The most prominent model for reinforcement learning is that of Markov Decision Process (MDP). One can conceptualize the MDP by considering, for example, a video game. The states of the MDP encode the current video screen. The actions can be viewed as playing the game, using a controller. Given a current state (screen) and action (in the controller) the MDP moves to a new state (the resulting new screen). The goal is to learn a good policy, a mapping from states (screen) to actions (controller) that would maximize the probability of winning the game.
Our main performance criteria is regret minimization. Regret minimization captures the difference between a learner that has to learn a good policy in an unknown environment compared to an agent that knows the environment and simply uses the optimal policy. The goal of the learner is to have the average difference, per time step, vanish with the number of time steps. This will imply that the learner average performance is near optimal.
Some of the main results achieved thus far are:
(1) We have developed a variety of regret minimization algorithms. One concrete example is the case of contextual MDP [AAAI 2023a], where at each episode a new user (context) arrives, and the user influences both the rewards and dynamics of the environment. The goal is to have a regret bound that is independent of the size of the context class size (number of users), which is potentially huge.

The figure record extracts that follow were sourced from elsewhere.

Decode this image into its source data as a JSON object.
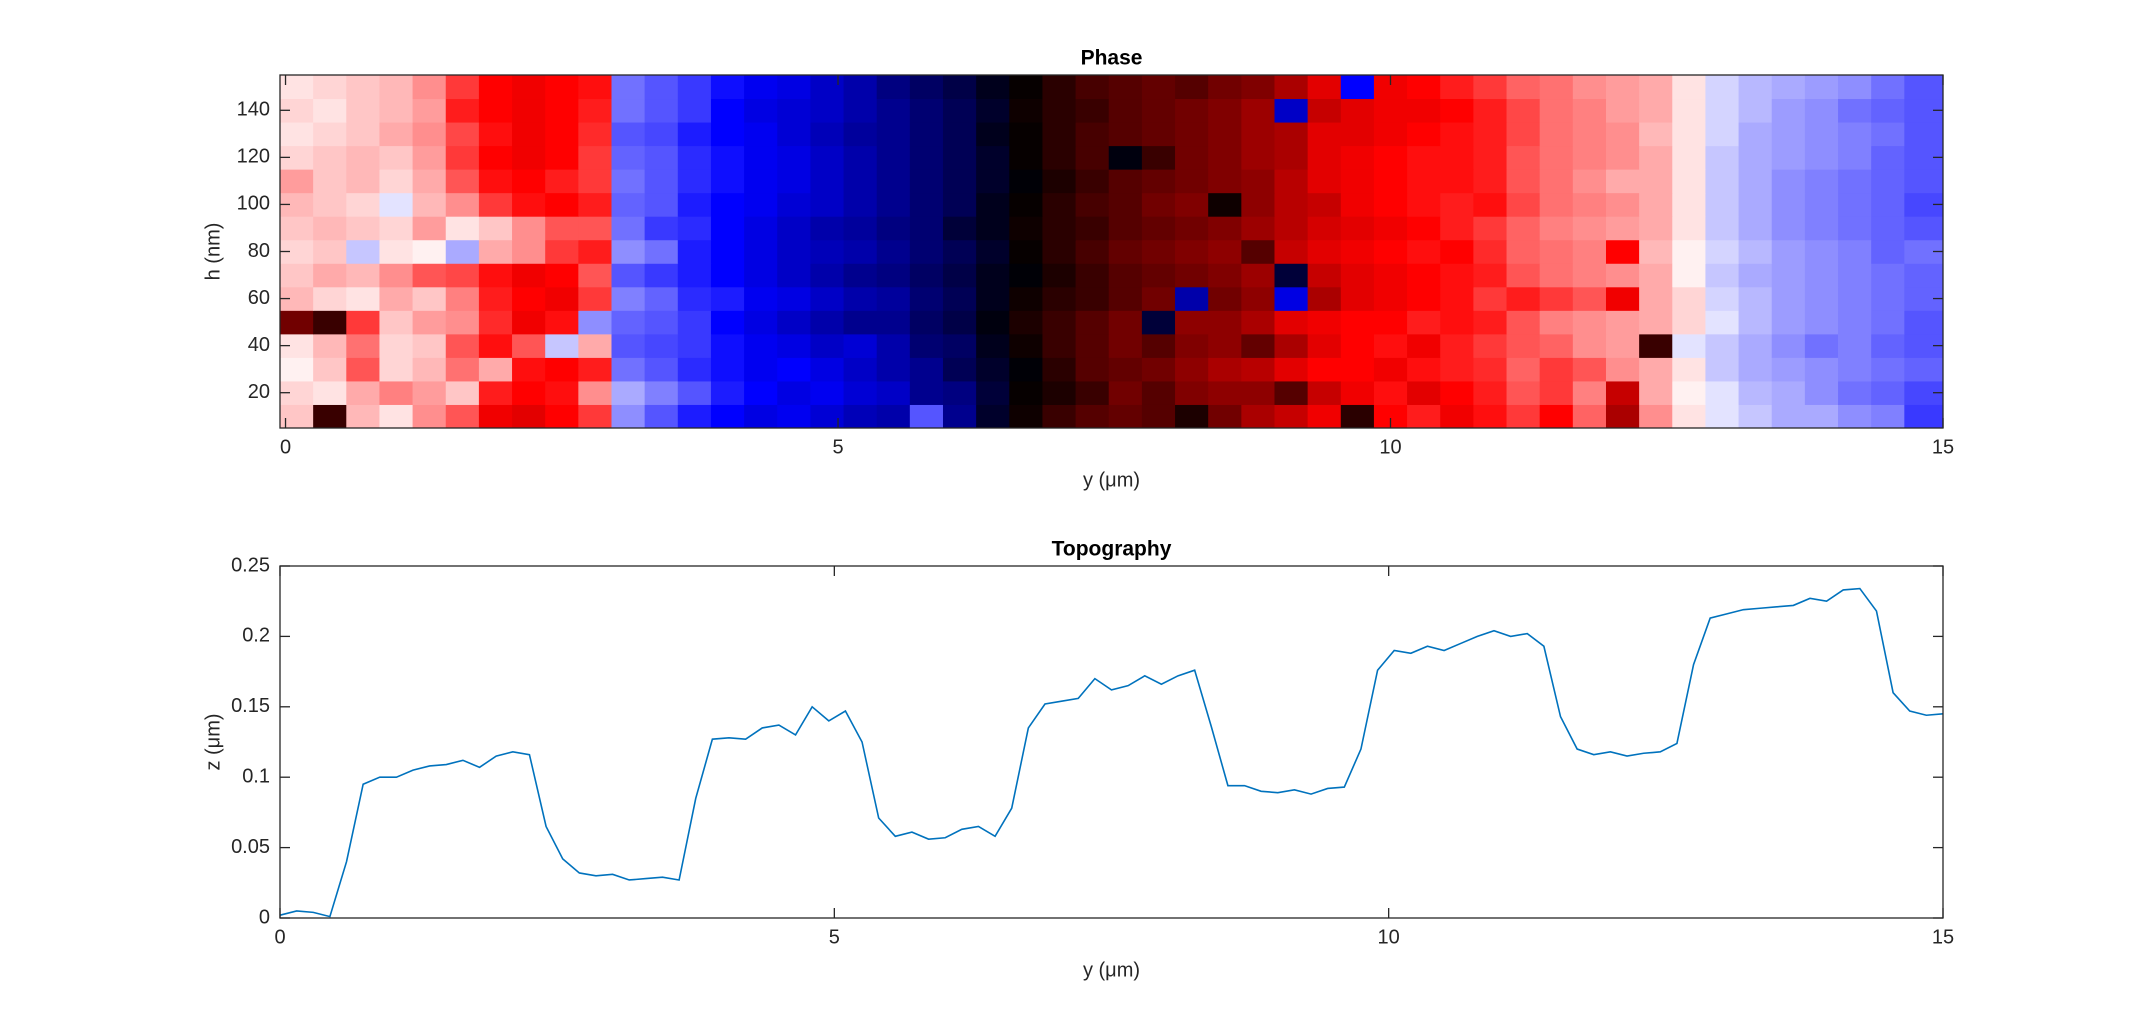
{
  "chart_data": [
    {
      "type": "heatmap",
      "title": "Phase",
      "xlabel": "y (μm)",
      "ylabel": "h (nm)",
      "xlim": [
        -0.05,
        15
      ],
      "ylim": [
        5,
        155
      ],
      "xticks": [
        0,
        5,
        10,
        15
      ],
      "yticks": [
        20,
        40,
        60,
        80,
        100,
        120,
        140
      ],
      "clim": [
        -180,
        180
      ],
      "colormap": [
        "#000000",
        "#0000ff",
        "#ffffff",
        "#ff0000",
        "#000000"
      ],
      "x": [
        0.1,
        0.4,
        0.7,
        1.0,
        1.3,
        1.6,
        1.9,
        2.2,
        2.5,
        2.8,
        3.1,
        3.4,
        3.7,
        4.0,
        4.3,
        4.6,
        4.9,
        5.2,
        5.5,
        5.8,
        6.1,
        6.4,
        6.7,
        7.0,
        7.3,
        7.6,
        7.9,
        8.2,
        8.5,
        8.8,
        9.1,
        9.4,
        9.7,
        10.0,
        10.3,
        10.6,
        10.9,
        11.2,
        11.5,
        11.8,
        12.1,
        12.4,
        12.7,
        13.0,
        13.3,
        13.6,
        13.9,
        14.2,
        14.5,
        14.8
      ],
      "y": [
        10,
        20,
        30,
        40,
        50,
        60,
        70,
        80,
        90,
        100,
        110,
        120,
        130,
        140,
        150
      ],
      "values": [
        [
          20,
          160,
          25,
          10,
          40,
          60,
          95,
          100,
          90,
          70,
          -40,
          -60,
          -80,
          -90,
          -100,
          -95,
          -105,
          -115,
          -120,
          -60,
          -130,
          -165,
          175,
          160,
          150,
          145,
          150,
          170,
          140,
          120,
          110,
          95,
          165,
          90,
          80,
          95,
          85,
          70,
          90,
          55,
          120,
          40,
          10,
          -10,
          -20,
          -30,
          -30,
          -40,
          -45,
          -70
        ],
        [
          15,
          10,
          30,
          45,
          35,
          20,
          80,
          90,
          85,
          40,
          -30,
          -45,
          -60,
          -80,
          -90,
          -100,
          -95,
          -105,
          -110,
          -130,
          -135,
          -160,
          178,
          170,
          160,
          140,
          150,
          135,
          130,
          130,
          150,
          110,
          95,
          85,
          100,
          90,
          80,
          60,
          70,
          45,
          110,
          30,
          5,
          -10,
          -25,
          -30,
          -40,
          -50,
          -55,
          -65
        ],
        [
          5,
          20,
          60,
          15,
          25,
          50,
          30,
          85,
          90,
          80,
          -50,
          -60,
          -75,
          -85,
          -95,
          -90,
          -100,
          -110,
          -120,
          -130,
          -150,
          -165,
          -178,
          165,
          150,
          145,
          140,
          130,
          120,
          115,
          100,
          90,
          90,
          95,
          85,
          80,
          75,
          55,
          70,
          60,
          40,
          30,
          10,
          -20,
          -30,
          -35,
          -40,
          -45,
          -50,
          -55
        ],
        [
          10,
          25,
          50,
          15,
          20,
          60,
          85,
          60,
          -20,
          30,
          -60,
          -65,
          -70,
          -85,
          -95,
          -100,
          -110,
          -105,
          -120,
          -140,
          -145,
          -170,
          175,
          160,
          150,
          140,
          150,
          135,
          130,
          145,
          120,
          100,
          90,
          85,
          95,
          80,
          70,
          60,
          55,
          40,
          35,
          160,
          -10,
          -20,
          -30,
          -40,
          -50,
          -45,
          -55,
          -60
        ],
        [
          140,
          160,
          70,
          20,
          35,
          40,
          75,
          95,
          85,
          -40,
          -55,
          -60,
          -70,
          -90,
          -100,
          -110,
          -120,
          -130,
          -130,
          -145,
          -155,
          -175,
          170,
          160,
          150,
          140,
          -160,
          130,
          130,
          120,
          100,
          95,
          90,
          90,
          80,
          85,
          80,
          60,
          45,
          40,
          35,
          30,
          15,
          -10,
          -25,
          -35,
          -40,
          -45,
          -50,
          -60
        ],
        [
          25,
          15,
          10,
          30,
          20,
          45,
          80,
          90,
          95,
          70,
          -45,
          -55,
          -75,
          -80,
          -95,
          -100,
          -110,
          -120,
          -125,
          -140,
          -150,
          -170,
          175,
          165,
          160,
          150,
          140,
          -120,
          140,
          130,
          -100,
          120,
          100,
          95,
          90,
          85,
          70,
          80,
          70,
          60,
          95,
          30,
          15,
          -15,
          -25,
          -35,
          -40,
          -45,
          -50,
          -55
        ],
        [
          20,
          30,
          25,
          40,
          60,
          65,
          85,
          95,
          90,
          60,
          -60,
          -70,
          -80,
          -90,
          -100,
          -110,
          -120,
          -130,
          -135,
          -145,
          -155,
          -170,
          -178,
          170,
          160,
          150,
          145,
          140,
          135,
          125,
          -160,
          110,
          100,
          95,
          90,
          85,
          80,
          60,
          50,
          45,
          40,
          30,
          5,
          -20,
          -30,
          -35,
          -40,
          -45,
          -50,
          -55
        ],
        [
          15,
          20,
          -20,
          10,
          5,
          -30,
          30,
          40,
          70,
          80,
          -40,
          -50,
          -80,
          -90,
          -100,
          -110,
          -115,
          -120,
          -130,
          -140,
          -150,
          -165,
          178,
          165,
          155,
          145,
          140,
          135,
          130,
          150,
          110,
          100,
          95,
          90,
          85,
          90,
          75,
          55,
          50,
          45,
          90,
          25,
          5,
          -15,
          -25,
          -35,
          -40,
          -45,
          -55,
          -50
        ],
        [
          20,
          25,
          20,
          15,
          35,
          10,
          20,
          40,
          60,
          60,
          -50,
          -70,
          -75,
          -90,
          -100,
          -110,
          -120,
          -125,
          -135,
          -140,
          -160,
          -170,
          175,
          165,
          160,
          150,
          145,
          140,
          135,
          125,
          115,
          105,
          100,
          95,
          90,
          80,
          70,
          55,
          45,
          40,
          35,
          30,
          10,
          -20,
          -30,
          -40,
          -45,
          -50,
          -55,
          -60
        ],
        [
          25,
          20,
          15,
          -10,
          25,
          40,
          70,
          85,
          90,
          80,
          -55,
          -60,
          -80,
          -90,
          -95,
          -105,
          -110,
          -120,
          -130,
          -140,
          -150,
          -170,
          178,
          165,
          155,
          150,
          140,
          135,
          175,
          130,
          115,
          110,
          95,
          90,
          85,
          80,
          85,
          65,
          50,
          45,
          40,
          30,
          10,
          -20,
          -30,
          -40,
          -45,
          -50,
          -55,
          -65
        ],
        [
          35,
          20,
          25,
          15,
          30,
          60,
          85,
          90,
          80,
          70,
          -50,
          -60,
          -75,
          -85,
          -95,
          -100,
          -110,
          -120,
          -130,
          -140,
          -150,
          -165,
          -178,
          170,
          160,
          150,
          145,
          140,
          135,
          130,
          115,
          100,
          95,
          90,
          85,
          85,
          80,
          60,
          50,
          40,
          30,
          30,
          10,
          -20,
          -30,
          -40,
          -45,
          -50,
          -55,
          -60
        ],
        [
          15,
          20,
          25,
          20,
          35,
          70,
          90,
          95,
          90,
          70,
          -55,
          -60,
          -75,
          -85,
          -95,
          -100,
          -110,
          -120,
          -130,
          -140,
          -150,
          -165,
          178,
          165,
          155,
          -175,
          160,
          140,
          135,
          125,
          120,
          100,
          95,
          90,
          85,
          85,
          80,
          60,
          50,
          45,
          40,
          30,
          10,
          -20,
          -30,
          -35,
          -40,
          -45,
          -55,
          -60
        ],
        [
          10,
          15,
          20,
          30,
          40,
          65,
          85,
          95,
          90,
          75,
          -60,
          -65,
          -80,
          -90,
          -95,
          -105,
          -115,
          -125,
          -130,
          -140,
          -150,
          -170,
          178,
          165,
          155,
          150,
          145,
          140,
          135,
          125,
          120,
          100,
          100,
          95,
          90,
          85,
          80,
          65,
          50,
          45,
          40,
          25,
          10,
          -15,
          -30,
          -35,
          -40,
          -45,
          -50,
          -60
        ],
        [
          15,
          10,
          20,
          25,
          35,
          80,
          90,
          95,
          90,
          80,
          -50,
          -60,
          -70,
          -90,
          -100,
          -105,
          -110,
          -120,
          -130,
          -140,
          -150,
          -165,
          175,
          165,
          160,
          150,
          145,
          140,
          135,
          125,
          -110,
          110,
          100,
          95,
          95,
          90,
          80,
          65,
          50,
          45,
          35,
          30,
          10,
          -15,
          -25,
          -35,
          -40,
          -50,
          -55,
          -60
        ],
        [
          10,
          15,
          20,
          25,
          40,
          70,
          90,
          95,
          90,
          85,
          -50,
          -60,
          -70,
          -85,
          -95,
          -100,
          -110,
          -120,
          -135,
          -145,
          -155,
          -170,
          178,
          165,
          155,
          150,
          145,
          150,
          140,
          135,
          120,
          100,
          -90,
          95,
          90,
          80,
          70,
          55,
          50,
          40,
          35,
          30,
          10,
          -15,
          -25,
          -30,
          -35,
          -40,
          -50,
          -60
        ]
      ]
    },
    {
      "type": "line",
      "title": "Topography",
      "xlabel": "y (μm)",
      "ylabel": "z (μm)",
      "xlim": [
        0,
        15
      ],
      "ylim": [
        0,
        0.25
      ],
      "xticks": [
        0,
        5,
        10,
        15
      ],
      "yticks": [
        0,
        0.05,
        0.1,
        0.15,
        0.2,
        0.25
      ],
      "x": [
        0,
        0.15,
        0.3,
        0.45,
        0.6,
        0.75,
        0.9,
        1.05,
        1.2,
        1.35,
        1.5,
        1.65,
        1.8,
        1.95,
        2.1,
        2.25,
        2.4,
        2.55,
        2.7,
        2.85,
        3.0,
        3.15,
        3.3,
        3.45,
        3.6,
        3.75,
        3.9,
        4.05,
        4.2,
        4.35,
        4.5,
        4.65,
        4.8,
        4.95,
        5.1,
        5.25,
        5.4,
        5.55,
        5.7,
        5.85,
        6.0,
        6.15,
        6.3,
        6.45,
        6.6,
        6.75,
        6.9,
        7.05,
        7.2,
        7.35,
        7.5,
        7.65,
        7.8,
        7.95,
        8.1,
        8.25,
        8.4,
        8.55,
        8.7,
        8.85,
        9.0,
        9.15,
        9.3,
        9.45,
        9.6,
        9.75,
        9.9,
        10.05,
        10.2,
        10.35,
        10.5,
        10.65,
        10.8,
        10.95,
        11.1,
        11.25,
        11.4,
        11.55,
        11.7,
        11.85,
        12.0,
        12.15,
        12.3,
        12.45,
        12.6,
        12.75,
        12.9,
        13.05,
        13.2,
        13.35,
        13.5,
        13.65,
        13.8,
        13.95,
        14.1,
        14.25,
        14.4,
        14.55,
        14.7,
        14.85,
        15.0
      ],
      "series": [
        {
          "color": "#0072bd",
          "values": [
            0.002,
            0.005,
            0.004,
            0.001,
            0.04,
            0.095,
            0.1,
            0.1,
            0.105,
            0.108,
            0.109,
            0.112,
            0.107,
            0.115,
            0.118,
            0.116,
            0.065,
            0.042,
            0.032,
            0.03,
            0.031,
            0.027,
            0.028,
            0.029,
            0.027,
            0.085,
            0.127,
            0.128,
            0.127,
            0.135,
            0.137,
            0.13,
            0.15,
            0.14,
            0.147,
            0.125,
            0.071,
            0.058,
            0.061,
            0.056,
            0.057,
            0.063,
            0.065,
            0.058,
            0.078,
            0.135,
            0.152,
            0.154,
            0.156,
            0.17,
            0.162,
            0.165,
            0.172,
            0.166,
            0.172,
            0.176,
            0.136,
            0.094,
            0.094,
            0.09,
            0.089,
            0.091,
            0.088,
            0.092,
            0.093,
            0.12,
            0.176,
            0.19,
            0.188,
            0.193,
            0.19,
            0.195,
            0.2,
            0.204,
            0.2,
            0.202,
            0.193,
            0.143,
            0.12,
            0.116,
            0.118,
            0.115,
            0.117,
            0.118,
            0.124,
            0.18,
            0.213,
            0.216,
            0.219,
            0.22,
            0.221,
            0.222,
            0.227,
            0.225,
            0.233,
            0.234,
            0.218,
            0.16,
            0.147,
            0.144,
            0.145
          ]
        }
      ]
    }
  ]
}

(2) We have addressed the issue of delays in a reinforcement learning environment. In many cases the learner observes the rewards with a delay, and in some cases the delay is unpredictable. We devised algorithms that are able to handle such a challenging delay model, and still achieve a vanishing average regret [AAAI 2022b, NeurIPS 2022b].
(3) In many cases there is more than a single agent that is used to learn the environment. We have studied a model where there are multiple agents that cooperate in order to accelerate the learning process. This cooperation does require coordination between the agents and sharing of information. We are able to develop learning algorithms that achieve this task with near optimal regret [ICML 2022c].
Our research on societal impact included was highly successful.
We have developed efficient privacy preserving algorithms, using differential privacy, for a variety of tasks such as: clustering similar points together [ICML 2021f, ICML 2022d], prediction using linear separators [NeurIPS 2020b], learning optimal action [NeurIPS 2021a] and more. We addressed fairness between user sub-groups by considering multi-calibration , requiring that the average predicted and realized value would be similar. We have derived new generalization bounds, bounding the difference between the predicted and realized values, for the multi-calibration framework [NeurIPS 2020c].